C.K.C. Onitsha and most of its alumni will for years to come, remain synonymous with legendary Fr. Tagbo, whose singular resounding contribution to grooming Nigerian leaders and public servants, is perhaps without comparison and without match. In the post-independent years, when Rev. Fr. Tagbo assumed duties as the first indigenous principal of C.K.C. Onitsha, the challenges he faced were enormous. The responsibility fell on him to maintain the founding principles of the college, as the preparatory citadel of Catholic Mission Tertiary education, the flagship, a beacon and a legend in academics, sports, spiritual development and educational modeling of future leaders not just east of the Niger, but in Nigeria itself. Moreover, a change in the school’s leadership did not mean a deviation from the college being an academic institution dedicated to intellectual and personal growth of male youths within the context of well-rounded liberal arts education in a Catholic environment. It was hardly surprising, therefore, that His Grace, Archbishop Charles Heerey, the founder of C.K.C. Onitsha, would personally handpick a few brilliant, diligent and capable indigenous priests to take charge of the critical education sector. It is noteworthy, that about the same time of Fr. Tagbo’s appointment, the Rev. Fr. Francis Arinze, now Cardinal Francis Arinze, was also appointed Archdiocesan Education Secretary. Today, most of Christ the King College Onitsha, alumni and including those in the Diaspora, proudly trace their foundation and personal growth and accomplishment to their studentship and training under Fr. N.C. Tagbo. They, like their parents, who entrusted Fr. Tagbo unreservedly with their children, recognized his invaluable and most laudable contribution to the development of education, generations of Nigerian youths, humanity and community services and his personal role in nurturing many students now in enviable and lofty leadership positions.

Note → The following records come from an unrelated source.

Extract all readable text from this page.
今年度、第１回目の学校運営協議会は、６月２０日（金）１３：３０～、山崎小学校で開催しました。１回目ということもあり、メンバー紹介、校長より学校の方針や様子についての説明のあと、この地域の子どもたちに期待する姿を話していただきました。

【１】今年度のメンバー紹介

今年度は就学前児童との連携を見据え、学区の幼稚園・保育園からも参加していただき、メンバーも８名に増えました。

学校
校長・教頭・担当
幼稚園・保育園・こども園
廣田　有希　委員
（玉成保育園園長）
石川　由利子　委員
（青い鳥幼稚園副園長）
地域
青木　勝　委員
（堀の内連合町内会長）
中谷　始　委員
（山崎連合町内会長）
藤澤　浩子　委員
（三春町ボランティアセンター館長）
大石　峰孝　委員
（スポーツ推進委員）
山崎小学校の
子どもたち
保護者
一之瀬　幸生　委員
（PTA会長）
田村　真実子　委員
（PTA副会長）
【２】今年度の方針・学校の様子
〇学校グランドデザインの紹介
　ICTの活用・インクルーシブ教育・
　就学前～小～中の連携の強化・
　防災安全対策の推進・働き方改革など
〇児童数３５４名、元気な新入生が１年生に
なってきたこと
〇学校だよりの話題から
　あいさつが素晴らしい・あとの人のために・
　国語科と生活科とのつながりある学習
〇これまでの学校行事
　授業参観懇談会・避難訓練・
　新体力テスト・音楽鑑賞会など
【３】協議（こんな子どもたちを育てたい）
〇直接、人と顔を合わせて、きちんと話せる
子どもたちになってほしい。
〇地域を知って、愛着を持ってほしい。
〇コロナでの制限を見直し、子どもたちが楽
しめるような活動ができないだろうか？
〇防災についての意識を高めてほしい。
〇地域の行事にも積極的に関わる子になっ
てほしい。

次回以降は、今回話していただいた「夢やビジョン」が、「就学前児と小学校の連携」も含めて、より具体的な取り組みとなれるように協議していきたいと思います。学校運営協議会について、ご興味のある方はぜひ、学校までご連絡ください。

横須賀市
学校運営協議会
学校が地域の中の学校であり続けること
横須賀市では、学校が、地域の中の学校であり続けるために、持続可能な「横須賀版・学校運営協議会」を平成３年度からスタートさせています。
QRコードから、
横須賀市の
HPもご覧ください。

In Nigeria’s Fourth Republic democratic dispensation, C.K.C. Onitsha is the only school to have produced three States governors, Dr. Peter Odili, former Governor of Rivers State; Mr. Peter Obi, former Governor of Anambra State, and Chief Willlie Obiano, the incumbent Governor of Anambra State. All three, were Fr. Tagbo’s students at C.K.C Onitsha.
Eminent Nigerians who were students of Fr Tagbo are too numerous to list, but include Philip Emeagwali, Senator Mike Ajegbo, Chief Oscar Udoji, Ambassador Lawrence Nwuruku, Dr. Mike Ejiofor, Archbishop Valerian M. Okeke, Professor Pat Utomi, Dr. Charles Anyaeji, Ambassador Dada Olisa, Research Scientist, Emma Onua, Mr. Olisa Agbakoba (SAN), Justice Peter C. Umeadi, Mr. Dominic Ezeani former Green Eagles and Rangers International Captain, late ex-international, Mr. Nnamdi Nwokocha (MON), and HRH Chief Emma Nnabuife, the Igwe of Iseke, Anambra State, to name just a few.
Tagbo, erudite, urbane and cosmopolitan,
Who’s ever-serious countenance,
Belied immense witticism,
genuine bonhomie and supreme intellect.
Who with sagacity, gravitas and panache
Urged diligence and with benign sarcasm
Braided torpor and duplicity.
Tagbo, teacher, mentor, and father,
Who imbued us with bonitas, disciplina, scientia,
Encouraging us infinitely and with zeal,
To strengthen our admiration for honest dealing,
Clean thinking and to live above the common level of life,
To choose the harder right instead of the easier wrong,
And never to be content with a half-truth,
when the whole can be won.
Observers claim that C.K.C. alumni swear by Tagbo, almost deifying him. They are right. Tagbo was a legend in his lifetime. In another nation, he would be a national hero.
Cognizant of Rev. Fr. Nicholas Tagbo’s preeminent role in shaping many lives, C.K.C. Onitsha alumni for succeeding years submitted his candidature for the Nigerian National Award Honours. In 2010, as C.K.C. alumni worldwide joined the Archdiocese of Onitsha in organizing the dual celebration of Tagbo’s 80th Birthday and 50th Ordination anniversary, he was finally honored on Thursday 22 July 2010, with the well-deserved high national honor of Officer of the Order of the Niger (OON).
*Mr Oseloka H. Obaze was Fr. Tagbo’s student and a member of the CKC Class of ‘73.